É uma característica do povo cabo-verdiano, não é dos CEOs, é do povo cabo-verdiano. Um povo optimista por natureza, apesar de todas as suas fragilidades, que acredita sempre que é capaz de fazer mais e melhor. E não é por acaso que quando somos colocados frente a desafios, lutamos para que sejam superados. O optimismo é uma condição do povo cabo-verdiano e é por essa razão que procuram novas oportunidades também em outros mercados e lutam porque acreditam neste país. Os empresários cabo-verdianos também acreditam no país em que vivem. Tenho feito algumas palestras e tenho dito que Cabo Verde tem oportunidades gritantes de desenvolvimento, mas ainda estamos aquém do desenvolvimento deste país. Se compararmos com as Canárias, que tem as mesmas dificuldades ambientais de Cabo Verde, como a questão da seca, a questão da mobilização da água, a questão da mobilização de energia, compreendemos perfeitamente que temos tudo por fazer em Cabo Verde e que os cabo-verdianos podem enriquecer e podem gerar riqueza, podem criar emprego e podem vir a pagar muito bem os seus recursos humanos. É uma questão de atitude e é uma questão também, acima de tudo, de uma estratégia afirmativa de desenvolvimento. Os países não desenvolvem sem uma estratégia assente na preparação dos seus recursos humanos, numa economia assente em geração de riqueza para os seus intervenientes e que acima de tudo haja condições de financiamento e de operacionalidade das próprias empresas.

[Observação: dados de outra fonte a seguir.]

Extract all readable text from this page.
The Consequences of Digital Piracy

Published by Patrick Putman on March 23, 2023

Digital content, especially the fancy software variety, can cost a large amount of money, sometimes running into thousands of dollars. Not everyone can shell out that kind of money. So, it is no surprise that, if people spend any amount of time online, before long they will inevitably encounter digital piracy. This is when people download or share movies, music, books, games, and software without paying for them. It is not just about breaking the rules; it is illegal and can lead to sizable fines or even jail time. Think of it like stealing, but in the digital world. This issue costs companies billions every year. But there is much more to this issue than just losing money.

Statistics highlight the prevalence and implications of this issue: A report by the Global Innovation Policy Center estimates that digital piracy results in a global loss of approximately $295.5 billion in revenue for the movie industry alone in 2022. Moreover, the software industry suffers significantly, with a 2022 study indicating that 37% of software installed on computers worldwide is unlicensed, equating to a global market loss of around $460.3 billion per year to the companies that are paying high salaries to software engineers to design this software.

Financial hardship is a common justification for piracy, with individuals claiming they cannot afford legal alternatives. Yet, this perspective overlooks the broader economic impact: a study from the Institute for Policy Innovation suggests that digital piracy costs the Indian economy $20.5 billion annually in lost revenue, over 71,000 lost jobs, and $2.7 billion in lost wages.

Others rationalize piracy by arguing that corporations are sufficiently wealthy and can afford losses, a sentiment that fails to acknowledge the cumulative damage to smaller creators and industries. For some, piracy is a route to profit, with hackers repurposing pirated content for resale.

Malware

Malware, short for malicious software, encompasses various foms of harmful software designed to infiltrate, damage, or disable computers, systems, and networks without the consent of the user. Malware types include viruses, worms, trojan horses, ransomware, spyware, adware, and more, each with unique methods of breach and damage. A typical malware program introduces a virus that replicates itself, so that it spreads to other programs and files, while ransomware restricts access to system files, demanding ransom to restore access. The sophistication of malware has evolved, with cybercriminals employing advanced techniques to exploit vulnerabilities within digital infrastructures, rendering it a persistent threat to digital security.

A diversificação da economia cabo-verdiana é um dos temas do momento, e o exemplo disso é o último relatório do GAO. Que sectores, devem ser aposta para essa diversificação?

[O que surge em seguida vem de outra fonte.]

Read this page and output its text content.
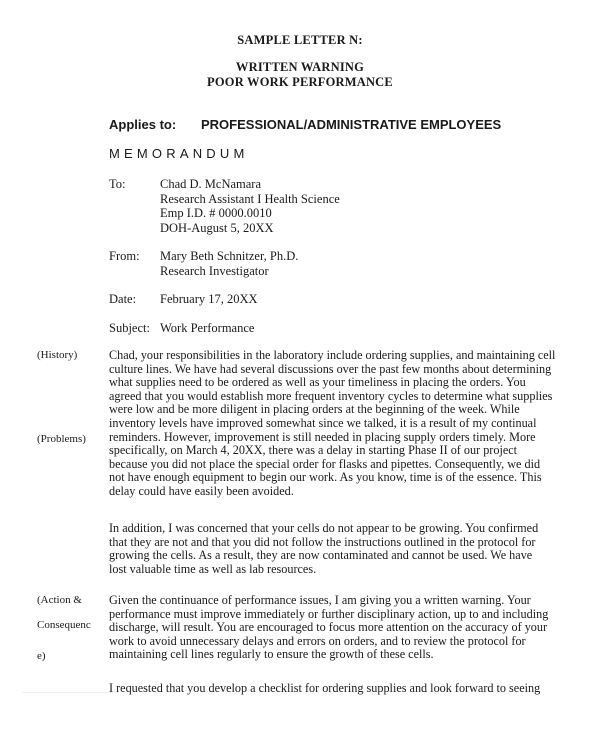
SAMPLE LETTER N:
WRITTEN WARNING
POOR WORK PERFORMANCE
Applies to: PROFESSIONAL/ADMINISTRATIVE EMPLOYEES
MEMORANDUM
To:	Chad D. McNamara
Research Assistant I Health Science
Emp I.D. # 0000.0010
DOH-August 5, 20XX
From: Mary Beth Schnitzer, Ph.D.
Research Investigator
Date: February 17, 20XX
Subject: Work Performance
(History)
(Problems)
(Action &
Consequenc
e)
Chad, your responsibilities in the laboratory include ordering supplies, and maintaining cell
culture lines. We have had several discussions over the past few months about determining
what supplies need to be ordered as well as your timeliness in placing the orders. You
agreed that you would establish more frequent inventory cycles to determine what supplies
were low and be more diligent in placing orders at the beginning of the week. While
inventory levels have improved somewhat since we talked, it is a result of my continual
reminders. However, improvement is still needed in placing supply orders timely. More
specifically, on March 4, 20XX, there was a delay in starting Phase II of our project
because you did not place the special order for flasks and pipettes. Consequently, we did
not have enough equipment to begin our work. As you know, time is of the essence. This
delay could have easily been avoided.
In addition, I was concerned that your cells do not appear to be growing. You confirmed
that they are not and that you did not follow the instructions outlined in the protocol for
growing the cells. As a result, they are now contaminated and cannot be used. We have
lost valuable time as well as lab resources.
Given the continuance of performance issues, I am giving you a written warning. Your
performance must improve immediately or further disciplinary action, up to and including
discharge, will result. You are encouraged to focus more attention on the accuracy of your
work to avoid unnecessary delays and errors on orders, and to review the protocol for
maintaining cell lines regularly to ensure the growth of these cells.
I requested that you develop a checklist for ordering supplies and look forward to seeing
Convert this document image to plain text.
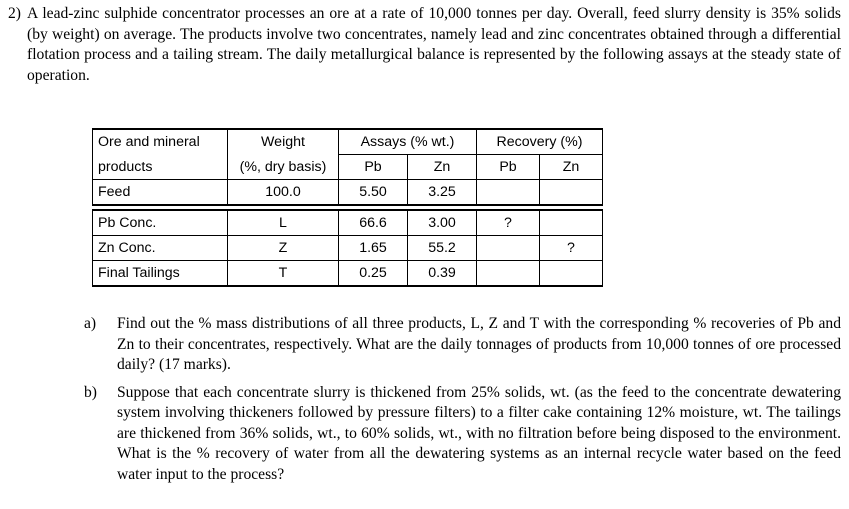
2) A lead-zinc sulphide concentrator processes an ore at a rate of 10,000 tonnes per day. Overall, feed slurry density is 35% solids (by weight) on average. The products involve two concentrates, namely lead and zinc concentrates obtained through a differential flotation process and a tailing stream. The daily metallurgical balance is represented by the following assays at the steady state of operation.
Ore and mineral	Weight	Assays (% wt.)		Recovery (%)	
products	(%, dry basis)	Pb	Zn	Pb	Zn
Feed	100.0	5.50	3.25		

Pb Conc.	L	66.6	3.00	?	
Zn Conc.	Z	1.65	55.2		?
Final Tailings	T	0.25	0.39		
a) Find out the % mass distributions of all three products, L, Z and T with the corresponding % recoveries of Pb and Zn to their concentrates, respectively. What are the daily tonnages of products from 10,000 tonnes of ore processed daily? (17 marks).
b) Suppose that each concentrate slurry is thickened from 25% solids, wt. (as the feed to the concentrate dewatering system involving thickeners followed by pressure filters) to a filter cake containing 12% moisture, wt. The tailings are thickened from 36% solids, wt., to 60% solids, wt., with no filtration before being disposed to the environment. What is the % recovery of water from all the dewatering systems as an internal recycle water based on the feed water input to the process?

Esse é um dos temas em que tenho alguma preocupação, porque quando se fala em diversificação da economia, pode haver alguns tecnocratas, que pouco entendem da economia real, que não entendem efectivamente a matriz do desenvolvimento de Cabo Verde, e que podem estar a desenhar certos desenvolvimentos que não se enquadram na diversificação da nossa economia. Dou-lhe exemplos. A nossa economia assenta no turismo e é à volta do turismo que devemos diversificar a economia, é a volta do turismo que devemos criar empresas. Não podemos estar a pensar em sermos altamente competitivos na área da agroindústria, mas podemos gerar ou podemos produzir produtos de alto valor para o mercado interno e para o turismo. Podemos diversificar na questão do artesanato, da cultura, da música, podemos melhorar um pouco e criar novas experiências, porque não é só o sol e mar que conta em Cabo Verde, podemos, enfim, produzir muitos outros produtos de alta qualidade, por exemplo, vinhos, queijos e outros produtos, mas para responder realmente à procura turística e não criar grandes indústrias transformadoras para exportar, porque nós não temos capacidade. É a realidade dos arquipélagos, nenhum é diferente do outro, e a diversificação das economias assentam na resposta turística. Em Cabo Verde, vejo alguns eventos e ouço algumas coisas, alguns indivíduos a falarem que essa diversificação da economia pode assentar em grandes indústrias transformadoras e não temos capacidade de resposta. Poderá haver saúde ligada ao turismo, produção de medicamentos, em que temos, sim, condições de produzir para exportar, mas são realmente sectores muito concretos. Basta estudar as experiências dos outros arquipélagos e não sairmos muito dessa matriz. Não podemos ver o nosso desenvolvimento alinhado naquilo que Bruxelas, ou a França, ou Portugal faz, mas devemos alinhar o nosso desenvolvimento com a região da Macaronésia, com as Canárias, Açores e Madeira. O nosso desempenho, está assente em realidades completamente diferentes das realidades continentais. A maior parte dos técnicos e das organizações internacionais trazem uma agenda de desenvolvimento para Cabo Verde que não se coaduna com a sua fragilidade arquipelágica. E é nesta senda que temos de procurar novos caminhos.
Texto originalmente publicado na edição impressa do Expresso das Ilhas nº 1180 de 10 de Julho de 2024.